The Colts entered this offseason with one goal in mind, to make Peyton Manning the highest paid player in the NFL. They will enter the new season having failed in this mission, and having done so, put themselves back into SuperBowl contention.
You see, while the Colts wanted Manning to be the first NFL player to average $20 million a year by offering him a five-year, $100 million proposal that was heavily back-loaded in the final two years, Manning wanted more than money. He wanted a team around him so he countered with an offer that wasn't quite so drastic, a 5 year deal worth $90 million.
"While I appreciate Jim Irsay offering to make me the highest-paid player," Manning told The Indianapolis Star, "I told him I'd rather he save that money and keep whoever it is … (running back) Joe Adda, (left tackle) Charlie Johnson… whoever that may be. I'm willing to take less than they've offered if they are going to take that money to keep players we need to keep and go get other players. All I want is for them to have the cap and the cash to keep the players they want to keep and to sign other players."
Giving back money is a rare thing for an athlete, especially to this degree, but before you go signing up Peyton for humanitarian of the year of something of the like, realize that he will still be making $18 million a year. That's the exact same amount as contemporary Tom Brady of the New England Patriots.
"Signing Peyton was a top priority for this organization and we are thrilled that the deal is complete," Irsay said in a statement released by the team Saturday. "We feel that it is a salary cap friendly deal and it allows us more flexibility."
Now that the NFL is back and the Colts have Manning under lock and key, the only uncertainty remaining is when they will get their franchise quarterback back on the field. Manning underwent neck surgery in May and is still presumed to be weeks away from getting back on the field, a time-frame that could keep him off the field for the season opener.
The Colts, for their part, have every confidence in their quarterback, on and off the field.

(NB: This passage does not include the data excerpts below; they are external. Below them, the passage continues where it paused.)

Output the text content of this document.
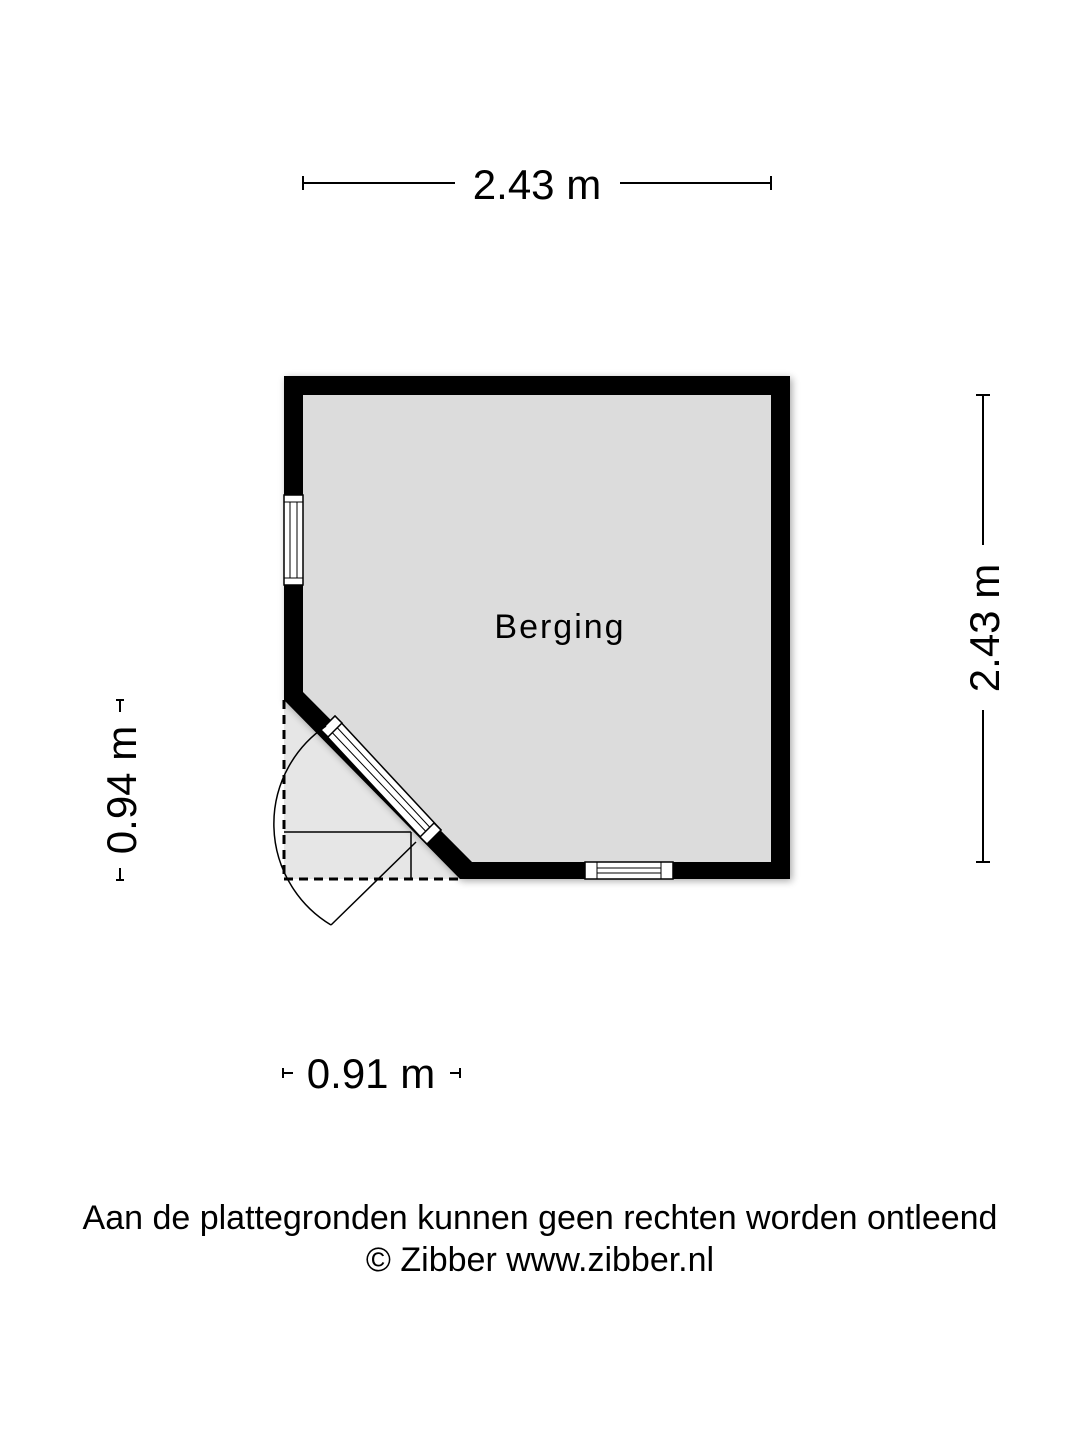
2.43 m
2.43 m
0.94 m
0.91 m
Berging
Aan de plattegronden kunnen geen rechten worden ontleend
© Zibber www.zibber.nl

"Like a professional, like he always does, in a first-class manner, work harder than any man on the planet to get himself ready faster than anybody, (but) he's not ready right now," coach Jim Caldwell said. "Nobody works any harder, nobody is more diligent, more dedicated and he certainly has great faith in our staff that works with him here and at some point in time he'll be ready to go and when that is, we'll turn him loose."
For the Colts, and for Manning, that time can't come soon enough.